RP Sr has yet another post The Relevance of Nonlinear Effects In the Climate System pushing the usual stuff: Thus if we accept that small perturbations can result in significant changes in the climate system through nonlinear interactions, then all of the human- and natural climate forcings need to be assessed in this context. I would sigh and move on (I did, earlier today) but now I feel moved to find an old post of mine: Climate is stable in the absence of external perturbation. See, its so old its on the old blog…
Anyway, the point is that people vastly overplay the importance of this non-linear / chaos stuff, because you can get exciting words like “tipping point” out of it, and it plays well in the press. Where would we be without the possibility of “climate surprises”, after all. There is a good RC post on this.
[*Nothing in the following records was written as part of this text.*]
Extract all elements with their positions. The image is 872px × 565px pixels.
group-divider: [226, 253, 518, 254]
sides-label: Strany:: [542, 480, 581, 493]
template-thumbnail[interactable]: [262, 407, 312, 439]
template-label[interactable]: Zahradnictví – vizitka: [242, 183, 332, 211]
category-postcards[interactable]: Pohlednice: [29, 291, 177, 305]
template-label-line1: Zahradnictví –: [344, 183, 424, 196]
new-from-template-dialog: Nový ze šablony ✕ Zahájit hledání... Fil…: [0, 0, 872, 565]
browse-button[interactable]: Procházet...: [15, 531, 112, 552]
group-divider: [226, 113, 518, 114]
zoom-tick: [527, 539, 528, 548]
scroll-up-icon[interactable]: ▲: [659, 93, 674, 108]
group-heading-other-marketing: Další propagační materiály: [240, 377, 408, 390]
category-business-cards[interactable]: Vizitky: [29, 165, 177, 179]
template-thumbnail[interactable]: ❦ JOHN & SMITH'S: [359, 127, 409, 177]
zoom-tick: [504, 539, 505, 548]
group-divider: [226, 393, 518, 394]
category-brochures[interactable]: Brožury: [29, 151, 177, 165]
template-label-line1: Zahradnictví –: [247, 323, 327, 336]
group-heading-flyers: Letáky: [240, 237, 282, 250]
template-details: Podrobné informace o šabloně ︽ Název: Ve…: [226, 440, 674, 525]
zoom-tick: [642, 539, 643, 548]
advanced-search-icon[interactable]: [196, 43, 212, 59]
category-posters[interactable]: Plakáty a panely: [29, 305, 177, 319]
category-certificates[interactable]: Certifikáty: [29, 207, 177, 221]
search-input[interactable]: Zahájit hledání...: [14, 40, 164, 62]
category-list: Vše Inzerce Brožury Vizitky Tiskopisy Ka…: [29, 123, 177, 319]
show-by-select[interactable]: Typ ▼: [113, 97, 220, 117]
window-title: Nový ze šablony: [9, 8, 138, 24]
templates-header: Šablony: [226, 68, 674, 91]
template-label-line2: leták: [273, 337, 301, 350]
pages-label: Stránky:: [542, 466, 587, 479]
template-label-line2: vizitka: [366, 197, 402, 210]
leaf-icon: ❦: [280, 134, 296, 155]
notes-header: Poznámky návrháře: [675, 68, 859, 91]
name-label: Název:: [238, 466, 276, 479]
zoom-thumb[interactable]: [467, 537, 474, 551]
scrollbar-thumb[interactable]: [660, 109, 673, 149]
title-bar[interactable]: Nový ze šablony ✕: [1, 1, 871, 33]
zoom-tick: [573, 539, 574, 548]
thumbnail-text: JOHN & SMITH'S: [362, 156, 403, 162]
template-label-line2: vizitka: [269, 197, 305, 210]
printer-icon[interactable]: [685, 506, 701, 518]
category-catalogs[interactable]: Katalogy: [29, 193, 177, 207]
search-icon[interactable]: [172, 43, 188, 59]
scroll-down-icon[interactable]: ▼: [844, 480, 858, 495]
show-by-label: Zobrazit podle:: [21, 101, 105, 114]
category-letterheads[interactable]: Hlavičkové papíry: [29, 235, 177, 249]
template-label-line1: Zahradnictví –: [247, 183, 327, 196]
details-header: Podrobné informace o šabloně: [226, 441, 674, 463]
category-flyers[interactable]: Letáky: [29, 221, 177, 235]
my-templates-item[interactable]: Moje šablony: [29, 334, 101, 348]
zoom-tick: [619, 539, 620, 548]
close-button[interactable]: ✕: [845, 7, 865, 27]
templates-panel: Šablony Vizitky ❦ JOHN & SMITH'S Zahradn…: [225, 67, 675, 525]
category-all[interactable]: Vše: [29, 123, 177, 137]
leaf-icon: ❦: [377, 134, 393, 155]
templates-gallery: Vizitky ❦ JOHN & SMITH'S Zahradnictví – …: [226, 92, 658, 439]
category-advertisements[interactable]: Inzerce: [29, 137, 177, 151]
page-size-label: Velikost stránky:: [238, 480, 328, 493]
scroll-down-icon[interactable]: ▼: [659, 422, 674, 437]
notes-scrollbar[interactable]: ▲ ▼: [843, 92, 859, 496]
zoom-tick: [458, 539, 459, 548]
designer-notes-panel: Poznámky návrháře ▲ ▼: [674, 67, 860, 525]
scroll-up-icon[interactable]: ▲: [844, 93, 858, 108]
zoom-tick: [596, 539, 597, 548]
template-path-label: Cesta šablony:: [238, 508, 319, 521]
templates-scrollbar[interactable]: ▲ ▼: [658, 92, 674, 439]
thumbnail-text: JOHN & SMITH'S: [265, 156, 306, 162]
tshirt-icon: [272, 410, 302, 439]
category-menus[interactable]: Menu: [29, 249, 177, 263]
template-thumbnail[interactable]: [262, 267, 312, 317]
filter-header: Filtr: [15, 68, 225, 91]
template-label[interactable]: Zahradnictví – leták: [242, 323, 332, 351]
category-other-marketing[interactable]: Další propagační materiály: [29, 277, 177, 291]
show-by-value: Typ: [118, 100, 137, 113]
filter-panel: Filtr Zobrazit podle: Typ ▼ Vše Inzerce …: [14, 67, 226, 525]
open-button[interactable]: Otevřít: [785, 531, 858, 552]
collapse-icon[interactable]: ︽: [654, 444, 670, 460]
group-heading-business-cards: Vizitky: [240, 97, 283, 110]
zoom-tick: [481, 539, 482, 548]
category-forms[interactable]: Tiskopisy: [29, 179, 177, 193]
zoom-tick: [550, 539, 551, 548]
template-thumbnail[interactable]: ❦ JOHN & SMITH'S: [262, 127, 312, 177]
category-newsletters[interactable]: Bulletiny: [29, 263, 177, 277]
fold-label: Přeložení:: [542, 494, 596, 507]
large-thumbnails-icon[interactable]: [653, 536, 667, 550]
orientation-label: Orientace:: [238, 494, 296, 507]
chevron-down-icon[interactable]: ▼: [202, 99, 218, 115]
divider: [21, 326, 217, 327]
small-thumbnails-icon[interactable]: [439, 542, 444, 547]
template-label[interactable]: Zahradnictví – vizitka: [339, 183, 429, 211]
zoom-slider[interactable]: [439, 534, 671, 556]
Yes, the weather is definitely chaotic. And yes the climate is in principle non-linear. But in many important aspects this all averages out into linearity; and there is no good evidence for important “tipping points” *in climates close to the present*. RP quotes Tas saying once the Greenland ice sheet collapse passes a certain point, it is unlikely to regrow in the current regime. Which is true. But not very interesting. The timescale for Greenland melt is so long that we (now) don’t need to care a great deal about it reforming, since GHG’s are going to be high enought to prevent that for rather a long time. And also, this isn’t a “small perturbation”: its a big one. Where is the evidence that small perturbations lead to large climate changes on a global scale? Holocene global climate appears to be quite stable and reacts linearly to forcing.